Partizipative Stadtplanung im Fortsetzungsmodus: Nach dem Verfahren der aktiven Bürgerbeteiligung werkelt St.Gallen seit einem Jahr an der Neugestaltung seiner City. Am Donnerstag wurde über das weitere Vorgehen orientiert. Es gibt einen neuen Marktplatz-Wettbewerb.

Bilder: Stadt St.Gallen

Stadträtin Maria Pappa und Stadtplaner Florian Kessler hatten einiges zu tun am Donnerstag. Am Vormittag erklärten sie im Amtshaus den Medien, wie es mit der Neugestaltung im Gebiet Marktplatz, Bohl und Blumenmarkt weitergehen soll.

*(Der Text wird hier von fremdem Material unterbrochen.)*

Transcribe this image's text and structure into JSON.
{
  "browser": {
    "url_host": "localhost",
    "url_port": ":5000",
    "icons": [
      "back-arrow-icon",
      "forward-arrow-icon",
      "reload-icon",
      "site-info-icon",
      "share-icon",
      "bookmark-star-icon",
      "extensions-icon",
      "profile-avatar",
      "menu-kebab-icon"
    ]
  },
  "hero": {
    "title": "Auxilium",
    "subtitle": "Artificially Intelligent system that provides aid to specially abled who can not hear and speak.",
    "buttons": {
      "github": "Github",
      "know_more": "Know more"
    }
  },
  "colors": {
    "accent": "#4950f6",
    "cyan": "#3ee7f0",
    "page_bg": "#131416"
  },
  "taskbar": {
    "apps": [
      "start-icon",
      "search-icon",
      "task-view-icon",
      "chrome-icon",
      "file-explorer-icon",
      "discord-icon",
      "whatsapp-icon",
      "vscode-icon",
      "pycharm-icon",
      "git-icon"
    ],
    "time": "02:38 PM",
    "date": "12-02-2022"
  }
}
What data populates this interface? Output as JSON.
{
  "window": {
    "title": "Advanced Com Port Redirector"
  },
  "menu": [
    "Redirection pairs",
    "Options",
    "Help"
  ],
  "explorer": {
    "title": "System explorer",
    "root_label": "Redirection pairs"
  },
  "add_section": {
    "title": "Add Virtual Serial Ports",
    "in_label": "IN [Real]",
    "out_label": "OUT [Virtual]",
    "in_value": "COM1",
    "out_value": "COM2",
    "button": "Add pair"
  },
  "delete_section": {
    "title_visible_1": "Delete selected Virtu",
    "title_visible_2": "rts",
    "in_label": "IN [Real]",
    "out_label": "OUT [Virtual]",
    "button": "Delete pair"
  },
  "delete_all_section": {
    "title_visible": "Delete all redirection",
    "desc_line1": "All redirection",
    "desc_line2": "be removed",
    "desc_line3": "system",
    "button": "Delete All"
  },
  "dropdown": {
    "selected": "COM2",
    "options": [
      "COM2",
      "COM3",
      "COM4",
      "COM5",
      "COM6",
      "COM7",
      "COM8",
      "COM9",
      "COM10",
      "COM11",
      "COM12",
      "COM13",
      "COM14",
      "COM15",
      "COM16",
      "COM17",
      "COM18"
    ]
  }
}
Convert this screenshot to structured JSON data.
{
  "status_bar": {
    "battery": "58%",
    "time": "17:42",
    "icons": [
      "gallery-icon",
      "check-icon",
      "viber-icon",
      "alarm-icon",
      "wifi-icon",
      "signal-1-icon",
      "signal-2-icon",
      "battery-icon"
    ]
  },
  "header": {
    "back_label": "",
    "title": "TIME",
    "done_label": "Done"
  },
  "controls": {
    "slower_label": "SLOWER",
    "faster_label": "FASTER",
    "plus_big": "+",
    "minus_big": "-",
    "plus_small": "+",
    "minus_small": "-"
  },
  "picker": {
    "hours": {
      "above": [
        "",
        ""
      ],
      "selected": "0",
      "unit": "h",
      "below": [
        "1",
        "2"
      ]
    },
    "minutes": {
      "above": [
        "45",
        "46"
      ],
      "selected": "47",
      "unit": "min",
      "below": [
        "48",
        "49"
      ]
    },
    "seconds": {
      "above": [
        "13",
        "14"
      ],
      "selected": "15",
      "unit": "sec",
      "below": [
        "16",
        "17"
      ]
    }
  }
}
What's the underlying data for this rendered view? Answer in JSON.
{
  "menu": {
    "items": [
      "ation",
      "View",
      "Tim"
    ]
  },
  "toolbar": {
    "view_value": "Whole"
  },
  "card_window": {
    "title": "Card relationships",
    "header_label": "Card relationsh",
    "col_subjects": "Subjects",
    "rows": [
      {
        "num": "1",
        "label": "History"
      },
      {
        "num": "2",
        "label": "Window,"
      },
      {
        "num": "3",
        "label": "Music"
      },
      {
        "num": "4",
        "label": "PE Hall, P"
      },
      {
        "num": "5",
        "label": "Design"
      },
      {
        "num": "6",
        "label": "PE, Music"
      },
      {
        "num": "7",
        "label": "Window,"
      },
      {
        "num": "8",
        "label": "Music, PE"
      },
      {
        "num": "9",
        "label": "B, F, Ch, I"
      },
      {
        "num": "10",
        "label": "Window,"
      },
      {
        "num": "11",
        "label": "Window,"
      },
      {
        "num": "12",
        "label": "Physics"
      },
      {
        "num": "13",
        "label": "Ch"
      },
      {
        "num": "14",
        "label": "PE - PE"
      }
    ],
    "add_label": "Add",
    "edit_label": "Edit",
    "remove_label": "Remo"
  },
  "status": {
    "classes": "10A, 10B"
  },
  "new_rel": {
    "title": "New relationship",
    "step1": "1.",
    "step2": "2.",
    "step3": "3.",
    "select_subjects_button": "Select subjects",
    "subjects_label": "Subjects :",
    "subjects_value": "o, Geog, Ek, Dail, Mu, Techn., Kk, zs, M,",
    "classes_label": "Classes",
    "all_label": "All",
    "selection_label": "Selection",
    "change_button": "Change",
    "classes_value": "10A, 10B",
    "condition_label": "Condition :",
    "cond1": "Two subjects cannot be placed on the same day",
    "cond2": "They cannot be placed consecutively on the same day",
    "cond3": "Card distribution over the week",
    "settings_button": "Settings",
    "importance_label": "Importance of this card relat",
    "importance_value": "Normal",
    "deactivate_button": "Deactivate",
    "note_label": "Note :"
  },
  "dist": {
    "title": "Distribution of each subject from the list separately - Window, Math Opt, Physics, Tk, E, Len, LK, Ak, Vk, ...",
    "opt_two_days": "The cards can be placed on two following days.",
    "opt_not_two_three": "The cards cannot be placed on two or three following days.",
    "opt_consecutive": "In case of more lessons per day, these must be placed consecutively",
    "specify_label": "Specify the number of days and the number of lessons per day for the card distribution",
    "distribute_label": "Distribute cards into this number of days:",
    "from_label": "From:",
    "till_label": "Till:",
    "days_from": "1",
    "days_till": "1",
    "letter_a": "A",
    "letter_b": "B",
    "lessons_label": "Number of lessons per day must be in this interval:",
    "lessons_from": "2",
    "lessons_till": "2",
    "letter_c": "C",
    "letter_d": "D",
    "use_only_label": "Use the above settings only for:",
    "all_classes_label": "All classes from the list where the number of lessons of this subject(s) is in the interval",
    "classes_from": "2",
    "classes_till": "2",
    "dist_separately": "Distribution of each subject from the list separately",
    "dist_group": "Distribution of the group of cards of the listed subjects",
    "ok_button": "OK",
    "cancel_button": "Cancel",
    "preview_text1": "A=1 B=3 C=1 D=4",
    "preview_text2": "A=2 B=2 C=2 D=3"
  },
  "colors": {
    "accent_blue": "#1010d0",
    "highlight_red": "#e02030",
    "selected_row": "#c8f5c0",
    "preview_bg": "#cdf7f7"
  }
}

Am Nachmittag haben sie die interessierte Öffentlichkeit ins Kirchgemeindehaus St.Mangen eingeladen.

Das Wettbewerbsprojekt wird 2018 bereits zehn Jahre alt, 2011 und 2015 sind Vorlagen zur Neugestaltung der City an der Urne gescheitert.

«Forum» bestimmt, wo’s lang geht

Nun wird zum Neustart geblasen. Als Ausgangslage dienen jetzt die Ergebnisse aus dem «Forum Marktplatz». Das waren die Grossgruppen-Workshops aus Vertreterinnen und Vertretern von Parteien, Verbänden, Organisationen und Grundeigentümer sowie aus interessierten Personen aus der Bevölkerung. Um das partizipative Experiment anlaufen zu lassen, ist 2016 ein Verpflichtungskredit von 120’000 Franken gesprochen worden.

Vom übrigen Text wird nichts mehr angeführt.